Son
nom sonne, de rocher en rocher…
A propos de « Les oiseaux conquis »,
et « Dédales d’aubes », de Sadou
Czapka parus aux éditions Atelier de l’agneau.
C’était une revue confidentielle et qui s’est éreintée sur les murs de l’ego. Cette revue ouvrait nos boites aux lettres à de nombreux livres que nous dévorions avec avidité avant d’en écrire quelques mots. La consigne était de lire vraiment, non de parcourir en se fiant à la quatrième de couverture.
Alors nous lisions, et parfois, nos yeux nous livraient quelques bonnes fortunes. Et, quand celles-ci nous étaient voisines, de plume et de géographie, la rencontre devenait inévitable…
Il en fut ainsi des oiseaux conquis, une étoile filante dans le ciel de l’époque. Une découverte dont la fluidité me ravit.
Voyez-donc. A la relecture, je ne retirerai rien de ces mots :
« Son nom sonne, de rocher en rocher.
Vient-il de plus loin que les hautes plaines qui, à l’est, bordent les plateaux ?
Son nom résonne de paroi en paroi dans les gorges étroites qui conduisent, irrémédiablement aux lacs étincelants, au couchant crépusculaire de l’humanité.
Si vous ne l’aviez jamais entendu, retenez-le.
Son nom est fait de la plume miraculeuse, incapable de noircir une page inutilement. Il est brodé, du poème, d’une jeunesse nourrie à la résurgence de ce qui reste d’humanité.
Etrange voyage qui les a fait revenir ici, transhumance obscure des poèmes, itinérance somptueuse sur les ailes de l’espoir fou : écrire, être lue.
Retenez donc ce nom et retenez aussi ses mots, tissés méticuleusement une enfance durant.
Sadou nous dit ceci :
Le hasard fait donc bien les choses : nous aussi. »
L’ouvrage était sorti en 2000. Il me fallut quatre années pour qu’il vienne au sommet de la pile d’abondance littéraire.

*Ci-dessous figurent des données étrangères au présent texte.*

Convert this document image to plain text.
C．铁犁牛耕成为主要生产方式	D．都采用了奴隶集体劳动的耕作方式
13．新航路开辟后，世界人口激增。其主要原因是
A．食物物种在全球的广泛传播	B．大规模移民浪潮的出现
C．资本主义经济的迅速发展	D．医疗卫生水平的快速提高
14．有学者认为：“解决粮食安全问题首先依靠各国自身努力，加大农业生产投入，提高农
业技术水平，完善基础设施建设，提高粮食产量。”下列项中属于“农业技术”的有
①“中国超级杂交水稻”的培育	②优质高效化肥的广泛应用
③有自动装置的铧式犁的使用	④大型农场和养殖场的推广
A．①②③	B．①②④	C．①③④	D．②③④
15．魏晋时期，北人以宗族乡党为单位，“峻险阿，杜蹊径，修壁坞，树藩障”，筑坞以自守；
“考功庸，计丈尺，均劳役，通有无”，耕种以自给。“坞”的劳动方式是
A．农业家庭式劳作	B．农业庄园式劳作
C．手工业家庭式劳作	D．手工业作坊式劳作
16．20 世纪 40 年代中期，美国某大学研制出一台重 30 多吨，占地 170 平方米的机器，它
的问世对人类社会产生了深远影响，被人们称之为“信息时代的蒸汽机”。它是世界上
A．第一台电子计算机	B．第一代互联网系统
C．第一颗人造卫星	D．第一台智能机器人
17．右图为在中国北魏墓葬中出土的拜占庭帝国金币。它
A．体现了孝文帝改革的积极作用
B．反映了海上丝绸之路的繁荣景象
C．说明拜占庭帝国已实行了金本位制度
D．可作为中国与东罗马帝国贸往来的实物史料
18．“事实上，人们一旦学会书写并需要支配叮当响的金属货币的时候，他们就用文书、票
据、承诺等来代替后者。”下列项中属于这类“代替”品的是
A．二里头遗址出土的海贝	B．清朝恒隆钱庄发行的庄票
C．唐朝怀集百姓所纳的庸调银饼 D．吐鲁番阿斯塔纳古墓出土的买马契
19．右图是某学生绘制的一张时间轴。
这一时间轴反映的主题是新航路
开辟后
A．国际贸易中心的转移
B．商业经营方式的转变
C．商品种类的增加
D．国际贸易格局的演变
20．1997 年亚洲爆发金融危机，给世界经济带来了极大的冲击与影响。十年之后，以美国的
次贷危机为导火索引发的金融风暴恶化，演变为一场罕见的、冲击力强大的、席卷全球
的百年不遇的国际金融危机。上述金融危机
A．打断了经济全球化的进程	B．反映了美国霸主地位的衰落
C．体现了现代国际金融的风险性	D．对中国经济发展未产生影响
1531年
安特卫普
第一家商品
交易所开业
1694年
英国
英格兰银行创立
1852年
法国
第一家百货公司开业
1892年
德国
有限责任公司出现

Ce fut le moment d’un deuxième ouvrage, « Dédale d’aubes ». Entré dans ma boite aux lettres, il a subi le même sort que tous : celui d’un empilement de livres toujours au bord du vertige et de l’effondrement. Chaque soir, le livre arrivé sur le dessus est celui qui rencontre mon regard. Parfois, comme ici, je regrette de n’avoir pas eu le temps d’y venir plus tôt, d’avoir négligé mon devoir de « découvreur ». Mais, cette foi, c’est un peu d’amertume tant le cri lancé était rauque, profond. Je m’en voudrais presque de n’avoir pas entendu…

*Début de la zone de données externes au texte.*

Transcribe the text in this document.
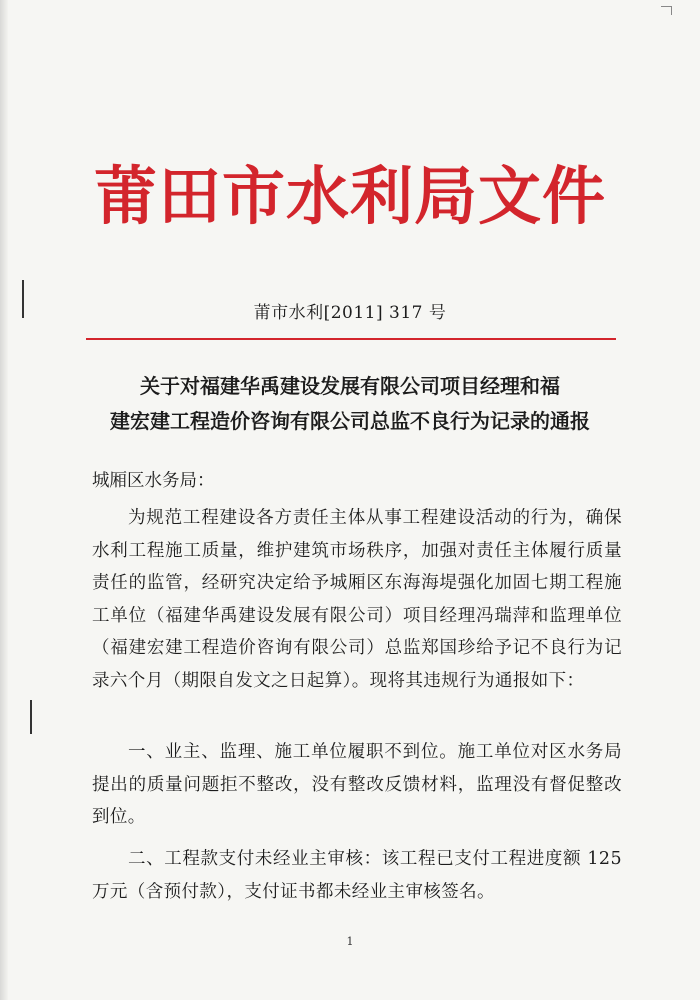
莆田市水利局文件
莆市水利[2011] 317 号
关于对福建华禹建设发展有限公司项目经理和福
建宏建工程造价咨询有限公司总监不良行为记录的通报
城厢区水务局：

为规范工程建设各方责任主体从事工程建设活动的行为，确保水利工程施工质量，维护建筑市场秩序，加强对责任主体履行质量责任的监管，经研究决定给予城厢区东海海堤强化加固七期工程施工单位（福建华禹建设发展有限公司）项目经理冯瑞萍和监理单位（福建宏建工程造价咨询有限公司）总监郑国珍给予记不良行为记录六个月（期限自发文之日起算）。现将其违规行为通报如下：

一、业主、监理、施工单位履职不到位。施工单位对区水务局提出的质量问题拒不整改，没有整改反馈材料，监理没有督促整改到位。

二、工程款支付未经业主审核：该工程已支付工程进度额 125 万元（含预付款），支付证书都未经业主审核签名。

1
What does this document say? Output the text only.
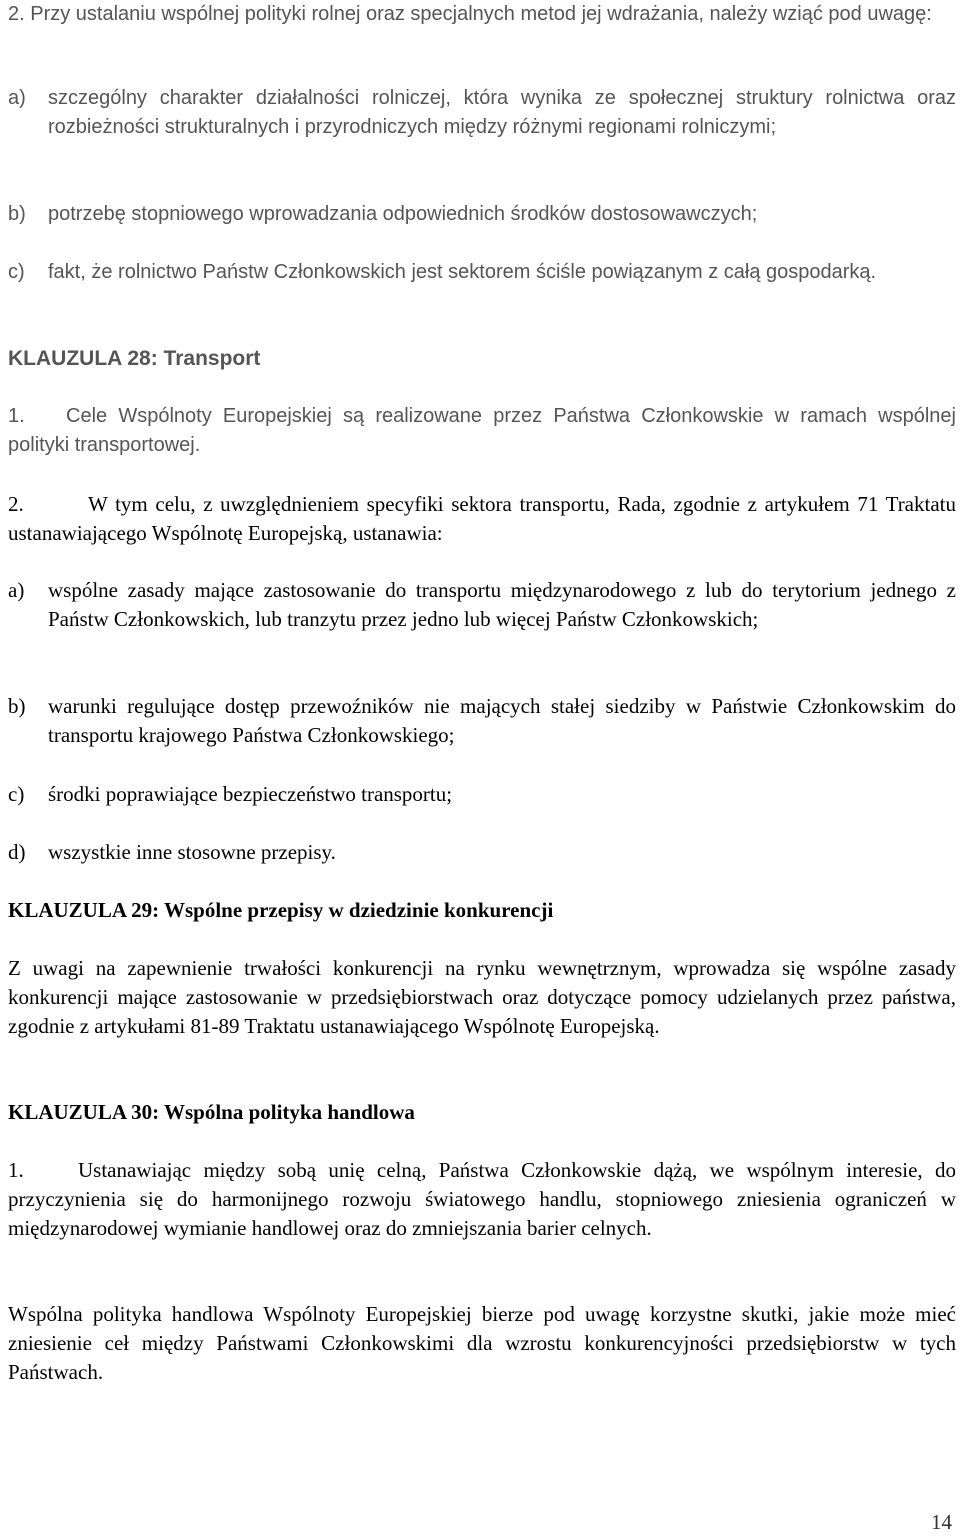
2. Przy ustalaniu wspólnej polityki rolnej oraz specjalnych metod jej wdrażania, należy wziąć pod uwagę:
a) szczególny charakter działalności rolniczej, która wynika ze społecznej struktury rolnictwa oraz rozbieżności strukturalnych i przyrodniczych między różnymi regionami rolniczymi;
b) potrzebę stopniowego wprowadzania odpowiednich środków dostosowawczych;
c) fakt, że rolnictwo Państw Członkowskich jest sektorem ściśle powiązanym z całą gospodarką.
KLAUZULA 28: Transport
1. Cele Wspólnoty Europejskiej są realizowane przez Państwa Członkowskie w ramach wspólnej polityki transportowej.
2.	W tym celu, z uwzględnieniem specyfiki sektora transportu, Rada, zgodnie z artykułem 71 Traktatu ustanawiającego Wspólnotę Europejską, ustanawia:
a) wspólne zasady mające zastosowanie do transportu międzynarodowego z lub do terytorium jednego z Państw Członkowskich, lub tranzytu przez jedno lub więcej Państw Członkowskich;
b) warunki regulujące dostęp przewoźników nie mających stałej siedziby w Państwie Członkowskim do transportu krajowego Państwa Członkowskiego;
c) środki poprawiające bezpieczeństwo transportu;
d) wszystkie inne stosowne przepisy.
KLAUZULA 29: Wspólne przepisy w dziedzinie konkurencji
Z uwagi na zapewnienie trwałości konkurencji na rynku wewnętrznym, wprowadza się wspólne zasady konkurencji mające zastosowanie w przedsiębiorstwach oraz dotyczące pomocy udzielanych przez państwa, zgodnie z artykułami 81-89 Traktatu ustanawiającego Wspólnotę Europejską.
KLAUZULA 30: Wspólna polityka handlowa
1.	Ustanawiając między sobą unię celną, Państwa Członkowskie dążą, we wspólnym interesie, do przyczynienia się do harmonijnego rozwoju światowego handlu, stopniowego zniesienia ograniczeń w międzynarodowej wymianie handlowej oraz do zmniejszania barier celnych.
Wspólna polityka handlowa Wspólnoty Europejskiej bierze pod uwagę korzystne skutki, jakie może mieć zniesienie ceł między Państwami Członkowskimi dla wzrostu konkurencyjności przedsiębiorstw w tych Państwach.
14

Nous nous retrouvions, le samedi matin, au café de la poste, pour offrir notre rêve poétique à des passants qui ne faisaient que passer, sans jamais s’arrêter. Mais nous avions cette fougue qui nous auraient fait soulever les montagnes de conformismes de cette ville, de ce département de province qui a tant de mal à quitter les poncifs du XIXème siècle…
Nous nous sommes perdus de vue. Je viens de retrouver les mots acides d’un « critique littéraire ». Mots glacés qui achèvent un auteur aussi surement qu’une balle de révolver…
Tu sembles, Sadou, ne pas avoir résisté à ce flot de haine qui anime les mondains. Je te lis enfin. Je vois ces mots d’une jeunesse qui se brise, comme ce monde sait si bien le faire…
Un monde qui casse sa jeunesse sans lui trouver la moindre circonstance atténuante est un monde perdu, Sadou, tu le sais bien. Nous en avons tant parlé, à l’époque…
Mais peut-être as-tu, toi aussi, choisi le retrait pour affuter ton vocabulaire. Un jour, ta plume respirera de nouveau au grand air, c’est sûr…
Je lis, je découvre cette errance où l’amour nous plonge sans répit. Tu nages en liberté dans les vasques d’eau claire. Les diamants liquides errent comme larmes sur ta peau. Le soleil ne suffit plus à éclairer le sombre départ de l’enfant attendu. J’entends encore ton cri qui résonne en quelques pâturages de Chine. Le vent dans les herbes folles perpétue sa mémoire…
« C’est plus tard qu’elle s’aperçut du poids énorme qui s’était consumé, le poids d’une vie, celui d’un manuscrit. »
Le point final était un point de silence. Nos pas ont pris des sentiers sinueux pour être qui nous sommes. Il nous restera à guetter le signe, lorsque de nouvelles pages viendront éclore, au soleil de midi…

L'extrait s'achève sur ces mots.